Here are the upcoming events that can move the stock:
- Sarepta will present their Q3 2012 results after the market closes on Nov. 7. I doubt we'll learn much new on that call, though they may discuss whether they have sold stock under the ATM.
- Scheduling of the FDA meeting. In the PPMD conference call mentioned above, management said on Oct. 23 that they are still analyzing data and preparing their request for the end of study meeting. They expect the meeting will happen in January or February, and will tell us when it happens.
- Possible release of walking data from 60 weeks. Sarepta hasn't said whether it plans to release any data from the ongoing trial every 12 weeks. My best guess is that Sarepta will not release more data between now and their FDA meeting, both because they do not want the FDA to think that they are trying to generate pressure on the FDA. If they do release 60 week results, I would not expect to hear them until late December or January.

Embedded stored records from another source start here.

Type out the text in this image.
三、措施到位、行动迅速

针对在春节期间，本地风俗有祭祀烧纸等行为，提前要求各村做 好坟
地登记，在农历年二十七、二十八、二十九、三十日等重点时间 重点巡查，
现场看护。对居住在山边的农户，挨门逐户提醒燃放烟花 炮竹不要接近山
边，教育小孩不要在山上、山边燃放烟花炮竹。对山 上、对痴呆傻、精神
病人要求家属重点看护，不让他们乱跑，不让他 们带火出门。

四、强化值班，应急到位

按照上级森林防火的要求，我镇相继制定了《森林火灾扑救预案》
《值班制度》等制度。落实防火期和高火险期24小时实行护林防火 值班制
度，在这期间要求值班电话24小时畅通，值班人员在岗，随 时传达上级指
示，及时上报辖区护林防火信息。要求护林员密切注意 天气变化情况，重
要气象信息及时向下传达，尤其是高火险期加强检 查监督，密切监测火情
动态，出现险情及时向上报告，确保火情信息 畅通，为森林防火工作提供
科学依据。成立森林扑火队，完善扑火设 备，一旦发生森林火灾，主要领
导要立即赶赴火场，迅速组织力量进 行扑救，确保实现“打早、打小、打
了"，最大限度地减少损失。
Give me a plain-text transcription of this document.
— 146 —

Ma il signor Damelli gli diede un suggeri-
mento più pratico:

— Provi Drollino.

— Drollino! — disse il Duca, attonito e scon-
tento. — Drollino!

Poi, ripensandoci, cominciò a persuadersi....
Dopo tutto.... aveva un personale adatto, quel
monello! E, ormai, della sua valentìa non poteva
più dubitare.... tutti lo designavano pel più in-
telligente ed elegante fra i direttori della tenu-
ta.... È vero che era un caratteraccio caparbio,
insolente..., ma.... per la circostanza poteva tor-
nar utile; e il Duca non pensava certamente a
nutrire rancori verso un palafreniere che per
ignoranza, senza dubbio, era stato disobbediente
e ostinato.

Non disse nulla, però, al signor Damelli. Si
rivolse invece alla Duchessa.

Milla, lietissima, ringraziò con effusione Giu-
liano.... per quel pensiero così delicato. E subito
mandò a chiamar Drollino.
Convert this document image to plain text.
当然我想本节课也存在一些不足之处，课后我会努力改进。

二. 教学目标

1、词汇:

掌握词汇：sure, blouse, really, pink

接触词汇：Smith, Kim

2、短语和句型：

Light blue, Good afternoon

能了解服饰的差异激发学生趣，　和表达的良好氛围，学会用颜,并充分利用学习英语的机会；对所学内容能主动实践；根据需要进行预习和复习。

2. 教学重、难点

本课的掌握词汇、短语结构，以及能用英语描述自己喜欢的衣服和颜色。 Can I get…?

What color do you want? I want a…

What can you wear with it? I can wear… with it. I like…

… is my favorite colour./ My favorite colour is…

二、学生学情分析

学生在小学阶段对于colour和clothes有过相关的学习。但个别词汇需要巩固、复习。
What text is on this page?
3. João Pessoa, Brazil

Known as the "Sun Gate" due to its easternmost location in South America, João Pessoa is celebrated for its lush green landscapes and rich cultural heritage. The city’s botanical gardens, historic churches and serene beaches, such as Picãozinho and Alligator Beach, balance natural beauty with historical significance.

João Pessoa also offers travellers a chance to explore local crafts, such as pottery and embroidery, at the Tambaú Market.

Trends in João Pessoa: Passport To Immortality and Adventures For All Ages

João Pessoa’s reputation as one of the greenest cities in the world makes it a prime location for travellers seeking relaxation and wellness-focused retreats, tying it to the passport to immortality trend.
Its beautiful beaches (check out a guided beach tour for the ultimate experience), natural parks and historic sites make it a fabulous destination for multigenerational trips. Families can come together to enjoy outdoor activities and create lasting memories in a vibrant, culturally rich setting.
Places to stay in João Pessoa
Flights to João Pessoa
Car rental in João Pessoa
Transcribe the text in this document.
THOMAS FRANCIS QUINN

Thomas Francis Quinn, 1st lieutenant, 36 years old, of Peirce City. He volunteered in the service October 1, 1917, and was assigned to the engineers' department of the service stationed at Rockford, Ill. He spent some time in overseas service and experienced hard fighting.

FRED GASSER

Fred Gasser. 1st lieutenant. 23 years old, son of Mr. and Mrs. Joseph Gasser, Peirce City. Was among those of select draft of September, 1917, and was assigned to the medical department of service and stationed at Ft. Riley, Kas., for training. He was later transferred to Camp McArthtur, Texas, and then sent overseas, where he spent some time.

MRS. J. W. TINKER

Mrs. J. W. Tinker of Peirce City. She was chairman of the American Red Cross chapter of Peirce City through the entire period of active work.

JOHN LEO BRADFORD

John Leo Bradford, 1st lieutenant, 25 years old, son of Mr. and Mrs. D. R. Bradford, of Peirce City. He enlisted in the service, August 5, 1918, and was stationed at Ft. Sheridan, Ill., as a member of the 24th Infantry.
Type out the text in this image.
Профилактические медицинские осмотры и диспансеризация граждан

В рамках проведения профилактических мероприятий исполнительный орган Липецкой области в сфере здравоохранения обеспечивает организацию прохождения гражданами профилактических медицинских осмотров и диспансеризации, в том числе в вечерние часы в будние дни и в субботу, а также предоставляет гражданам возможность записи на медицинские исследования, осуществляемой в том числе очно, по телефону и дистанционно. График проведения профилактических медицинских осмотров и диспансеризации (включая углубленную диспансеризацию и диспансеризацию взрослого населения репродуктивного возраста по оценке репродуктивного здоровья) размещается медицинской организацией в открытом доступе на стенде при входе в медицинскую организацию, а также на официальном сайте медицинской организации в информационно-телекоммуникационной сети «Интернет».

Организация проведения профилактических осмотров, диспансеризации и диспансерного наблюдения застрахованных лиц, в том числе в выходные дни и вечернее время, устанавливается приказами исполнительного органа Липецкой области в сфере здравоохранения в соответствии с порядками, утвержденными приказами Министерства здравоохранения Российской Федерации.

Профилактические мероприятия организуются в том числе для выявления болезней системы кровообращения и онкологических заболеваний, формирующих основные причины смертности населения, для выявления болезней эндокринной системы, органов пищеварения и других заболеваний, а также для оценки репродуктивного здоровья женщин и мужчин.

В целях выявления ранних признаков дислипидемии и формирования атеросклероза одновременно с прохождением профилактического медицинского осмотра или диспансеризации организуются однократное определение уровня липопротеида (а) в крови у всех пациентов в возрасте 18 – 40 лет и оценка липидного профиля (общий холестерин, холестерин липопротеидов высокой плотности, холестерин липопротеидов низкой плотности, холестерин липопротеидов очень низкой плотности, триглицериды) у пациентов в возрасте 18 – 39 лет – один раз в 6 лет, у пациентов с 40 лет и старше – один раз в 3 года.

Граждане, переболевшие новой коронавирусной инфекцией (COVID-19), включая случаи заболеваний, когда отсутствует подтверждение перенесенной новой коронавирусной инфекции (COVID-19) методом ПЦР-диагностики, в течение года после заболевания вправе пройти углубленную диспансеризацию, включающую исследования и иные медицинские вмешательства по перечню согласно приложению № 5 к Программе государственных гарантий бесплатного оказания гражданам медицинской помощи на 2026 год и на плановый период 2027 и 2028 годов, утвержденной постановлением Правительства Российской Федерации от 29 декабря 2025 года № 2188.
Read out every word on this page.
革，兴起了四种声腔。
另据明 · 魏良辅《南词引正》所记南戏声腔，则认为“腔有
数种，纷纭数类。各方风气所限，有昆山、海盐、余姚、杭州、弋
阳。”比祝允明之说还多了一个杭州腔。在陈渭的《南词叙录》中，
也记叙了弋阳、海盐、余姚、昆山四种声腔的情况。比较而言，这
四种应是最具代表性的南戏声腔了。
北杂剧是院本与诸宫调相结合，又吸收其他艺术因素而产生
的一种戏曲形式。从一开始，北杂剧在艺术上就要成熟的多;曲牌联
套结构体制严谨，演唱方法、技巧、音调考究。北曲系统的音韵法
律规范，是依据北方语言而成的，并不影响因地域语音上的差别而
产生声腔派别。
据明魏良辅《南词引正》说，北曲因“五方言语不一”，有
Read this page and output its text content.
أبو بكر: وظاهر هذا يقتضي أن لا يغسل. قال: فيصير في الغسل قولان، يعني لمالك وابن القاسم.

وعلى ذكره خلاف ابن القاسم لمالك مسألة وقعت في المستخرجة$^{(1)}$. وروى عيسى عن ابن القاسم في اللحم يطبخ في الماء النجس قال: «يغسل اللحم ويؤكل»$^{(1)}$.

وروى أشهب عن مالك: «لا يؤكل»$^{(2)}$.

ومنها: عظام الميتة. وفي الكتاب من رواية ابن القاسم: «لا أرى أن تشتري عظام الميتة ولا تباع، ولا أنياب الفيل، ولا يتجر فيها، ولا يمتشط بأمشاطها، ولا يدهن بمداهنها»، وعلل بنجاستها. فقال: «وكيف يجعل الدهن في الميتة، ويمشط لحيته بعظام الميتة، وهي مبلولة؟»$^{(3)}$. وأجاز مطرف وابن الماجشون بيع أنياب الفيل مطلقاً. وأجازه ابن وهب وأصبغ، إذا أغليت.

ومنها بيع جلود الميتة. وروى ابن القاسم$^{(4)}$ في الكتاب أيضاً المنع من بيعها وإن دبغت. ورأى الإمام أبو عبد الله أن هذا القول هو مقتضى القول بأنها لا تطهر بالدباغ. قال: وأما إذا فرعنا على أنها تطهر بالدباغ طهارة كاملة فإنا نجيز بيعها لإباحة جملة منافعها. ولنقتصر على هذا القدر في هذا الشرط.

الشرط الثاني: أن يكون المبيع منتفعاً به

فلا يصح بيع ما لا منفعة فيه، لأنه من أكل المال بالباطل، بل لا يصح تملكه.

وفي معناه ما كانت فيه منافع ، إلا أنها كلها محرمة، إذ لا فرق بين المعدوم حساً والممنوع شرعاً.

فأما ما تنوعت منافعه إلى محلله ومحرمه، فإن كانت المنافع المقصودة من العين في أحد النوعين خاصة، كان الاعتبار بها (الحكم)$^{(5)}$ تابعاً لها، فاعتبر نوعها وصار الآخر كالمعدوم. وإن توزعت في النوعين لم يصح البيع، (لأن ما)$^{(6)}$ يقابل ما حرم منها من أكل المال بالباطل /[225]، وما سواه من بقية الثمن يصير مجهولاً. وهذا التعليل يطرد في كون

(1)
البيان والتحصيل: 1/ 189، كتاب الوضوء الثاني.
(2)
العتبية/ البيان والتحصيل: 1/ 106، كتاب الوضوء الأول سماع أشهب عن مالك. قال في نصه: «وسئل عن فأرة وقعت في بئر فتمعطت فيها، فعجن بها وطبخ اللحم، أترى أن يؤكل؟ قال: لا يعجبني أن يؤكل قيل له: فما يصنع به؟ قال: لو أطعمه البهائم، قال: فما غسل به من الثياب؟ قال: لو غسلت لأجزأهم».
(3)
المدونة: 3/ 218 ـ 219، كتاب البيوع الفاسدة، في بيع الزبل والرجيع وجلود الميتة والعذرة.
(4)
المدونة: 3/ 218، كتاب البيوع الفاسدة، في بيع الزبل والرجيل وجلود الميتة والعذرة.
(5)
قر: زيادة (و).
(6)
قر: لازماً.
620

- Management says they expect to tell the public their decision on whether to file an NDA in 2013 about a month after the meeting with the FDA.
- Increased company outreach to investors.
- Higher profile of advocacy efforts from the muscular dystrophy community.
- Possible buyout or partnership offers.
- Probably the most important catalyst is that this stock is still relatively unfollowed on Wall Street. Jenn McNary, the most vocal proponent for eteplirsen (she is the mother of one of the children in the trial, see the videos above), has posted numerous videos of her son Max showing how well the drug works. Right now, she has only 370 followers on Twitter (@jennmcnary), although that number is growing.
If you agree with my thesis, but are a short-term trader, is Sarepta dead money until early next year? I don't think so. As we see more advocates, physicians, and scientists go public, the market will wake up to the reasons that the FDA should grant accelerated approval. With the stock grossly undervalued in my book, I expect that will drive the stock price up to a more reasonable level. Also, following the run-up to the mid-$40s and the subsequent fall, the longer this stock trades near current levels, the more the stock will find its way into firmer hands. Given the relatively small market capitalization of Sarepta, I expect that, as more large dedicated biotech funds become aware of the company, the stock will move up materially. Finally, while it's hard to handicap the possibility of a takeover or partnership deal in the next few months, neither would surprise me.
Disclosure: The fund of which I am a member has a position in SRPT stock and options. Our position may change at any time. Outside my interest as a member in my fund, I have no positions in any stocks mentioned, and no plans to initiate any positions within the next 72 hours. I wrote this article myself, and it expresses my own opinions. I am not receiving compensation for it, though my fund's profits or losses on our Sarepta position may affect the portion of my fund's income that is allocated to me. I have no business relationship with any company whose stock is mentioned in this article.